Chemotherapy is delivered through a central venous line rather than a regular IV in the arm. These lines, placed in a large vein in the chest or threaded through the upper arm, provide reliable access that can handle the concentrated drugs without damaging smaller veins. They also spare you from repeated needle sticks during a treatment course that involves frequent blood draws and multiple drug infusions.
Tumor Lysis Syndrome
When chemotherapy kills a large number of leukemia cells at once, those dying cells dump their internal contents into the bloodstream. This flood of potassium, phosphorus, and nucleic acids can overwhelm the kidneys and throw off the body’s electrolyte balance, a condition called tumor lysis syndrome. It’s most common in leukemias with very high white blood cell counts at diagnosis, where the sheer volume of cancer cells means more cellular debris when treatment starts.

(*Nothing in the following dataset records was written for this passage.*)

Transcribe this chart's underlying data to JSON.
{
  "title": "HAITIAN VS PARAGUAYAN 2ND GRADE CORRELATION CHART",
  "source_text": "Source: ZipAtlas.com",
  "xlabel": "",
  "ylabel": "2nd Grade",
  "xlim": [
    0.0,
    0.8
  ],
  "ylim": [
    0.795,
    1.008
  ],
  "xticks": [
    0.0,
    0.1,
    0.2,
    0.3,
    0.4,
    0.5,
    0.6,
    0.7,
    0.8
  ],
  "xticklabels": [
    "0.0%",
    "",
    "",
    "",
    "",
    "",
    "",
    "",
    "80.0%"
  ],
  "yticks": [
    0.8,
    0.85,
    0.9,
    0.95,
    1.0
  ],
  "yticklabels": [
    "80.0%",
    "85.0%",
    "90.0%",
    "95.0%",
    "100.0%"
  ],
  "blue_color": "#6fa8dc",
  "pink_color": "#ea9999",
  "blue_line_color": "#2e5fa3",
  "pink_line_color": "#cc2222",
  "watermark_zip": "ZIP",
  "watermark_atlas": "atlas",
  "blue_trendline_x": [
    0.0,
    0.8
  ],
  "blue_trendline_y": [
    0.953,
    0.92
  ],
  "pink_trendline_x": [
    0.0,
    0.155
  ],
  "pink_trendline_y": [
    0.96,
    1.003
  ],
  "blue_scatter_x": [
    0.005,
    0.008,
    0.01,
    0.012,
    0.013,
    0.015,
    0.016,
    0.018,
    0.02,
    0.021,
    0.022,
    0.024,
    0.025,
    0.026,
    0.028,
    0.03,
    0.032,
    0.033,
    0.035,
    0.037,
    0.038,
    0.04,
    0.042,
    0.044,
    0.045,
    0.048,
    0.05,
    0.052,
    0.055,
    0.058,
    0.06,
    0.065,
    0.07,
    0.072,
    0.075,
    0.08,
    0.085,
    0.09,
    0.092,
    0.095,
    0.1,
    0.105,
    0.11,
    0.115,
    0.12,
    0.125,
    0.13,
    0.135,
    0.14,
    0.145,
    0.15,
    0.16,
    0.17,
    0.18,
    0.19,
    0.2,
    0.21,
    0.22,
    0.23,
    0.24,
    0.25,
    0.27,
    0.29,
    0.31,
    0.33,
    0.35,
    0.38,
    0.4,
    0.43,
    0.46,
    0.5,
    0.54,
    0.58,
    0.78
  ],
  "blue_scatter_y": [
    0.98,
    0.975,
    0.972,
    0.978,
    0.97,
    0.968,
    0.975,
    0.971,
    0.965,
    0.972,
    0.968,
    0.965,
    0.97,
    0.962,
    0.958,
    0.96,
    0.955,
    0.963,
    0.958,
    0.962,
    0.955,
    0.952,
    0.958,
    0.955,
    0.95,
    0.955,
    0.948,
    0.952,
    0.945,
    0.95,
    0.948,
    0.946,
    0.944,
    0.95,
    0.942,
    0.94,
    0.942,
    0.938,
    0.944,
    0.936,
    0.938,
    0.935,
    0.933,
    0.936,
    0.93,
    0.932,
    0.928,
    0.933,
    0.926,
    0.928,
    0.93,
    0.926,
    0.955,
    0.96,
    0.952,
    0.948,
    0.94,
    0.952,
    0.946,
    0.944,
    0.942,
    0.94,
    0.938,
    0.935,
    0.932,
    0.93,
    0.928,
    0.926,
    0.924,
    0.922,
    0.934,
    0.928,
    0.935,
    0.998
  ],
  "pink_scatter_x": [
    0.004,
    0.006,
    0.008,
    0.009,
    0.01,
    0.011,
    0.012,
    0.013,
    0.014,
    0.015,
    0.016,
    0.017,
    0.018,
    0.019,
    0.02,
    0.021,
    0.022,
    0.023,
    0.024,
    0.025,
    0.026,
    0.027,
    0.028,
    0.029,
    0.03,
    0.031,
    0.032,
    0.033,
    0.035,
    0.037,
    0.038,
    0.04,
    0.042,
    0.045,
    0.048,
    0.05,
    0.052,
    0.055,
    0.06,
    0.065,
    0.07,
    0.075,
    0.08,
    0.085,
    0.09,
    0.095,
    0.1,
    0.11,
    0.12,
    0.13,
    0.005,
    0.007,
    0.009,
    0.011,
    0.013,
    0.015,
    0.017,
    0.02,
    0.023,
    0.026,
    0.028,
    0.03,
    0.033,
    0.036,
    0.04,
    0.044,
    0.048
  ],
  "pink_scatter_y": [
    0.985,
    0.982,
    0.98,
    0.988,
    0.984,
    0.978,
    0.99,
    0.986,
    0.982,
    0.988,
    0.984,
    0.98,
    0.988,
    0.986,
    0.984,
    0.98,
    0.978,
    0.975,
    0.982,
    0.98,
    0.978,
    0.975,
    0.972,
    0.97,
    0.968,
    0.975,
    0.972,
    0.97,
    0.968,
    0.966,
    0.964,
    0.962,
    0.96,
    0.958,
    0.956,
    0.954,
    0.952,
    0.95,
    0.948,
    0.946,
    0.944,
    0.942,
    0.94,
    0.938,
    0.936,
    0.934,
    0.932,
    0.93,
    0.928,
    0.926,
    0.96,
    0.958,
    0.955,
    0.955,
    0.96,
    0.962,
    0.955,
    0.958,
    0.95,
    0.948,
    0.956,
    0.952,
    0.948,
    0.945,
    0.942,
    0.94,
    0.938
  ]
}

Doctors anticipate this by hydrating you aggressively before chemo begins and giving medications that help the body process uric acid, one of the breakdown products that can crystallize in the kidneys. For patients at the highest risk, a more powerful drug can be given intravenously to break down uric acid directly. Lab work is monitored closely in the first 48 to 72 hours of treatment to catch any dangerous shifts early.
How Effective Chemotherapy Is
Effectiveness varies enormously depending on the type of leukemia, the patient’s age, and the specific genetic mutations driving the cancer. For AML, the five-year relative survival rate is about 33%, based on data from 2015 through 2021. That number reflects all ages, and outcomes are significantly better for younger patients. Children and younger adults with AML have considerably higher cure rates, while outcomes for patients over 60 are more challenging because they’re less able to tolerate intensive chemotherapy.
ALL has better overall survival rates, particularly in children, where cure rates with chemotherapy-based regimens exceed 85% in many studies. Adults with ALL have lower but improving survival rates as newer targeted drugs and immunotherapies are added to traditional chemo backbones. For chronic leukemias, the picture is different entirely. Many patients with CML now have near-normal life expectancy on targeted therapy, and CLL patients on modern regimens can achieve years of disease control, with chemotherapy playing a supporting rather than central role.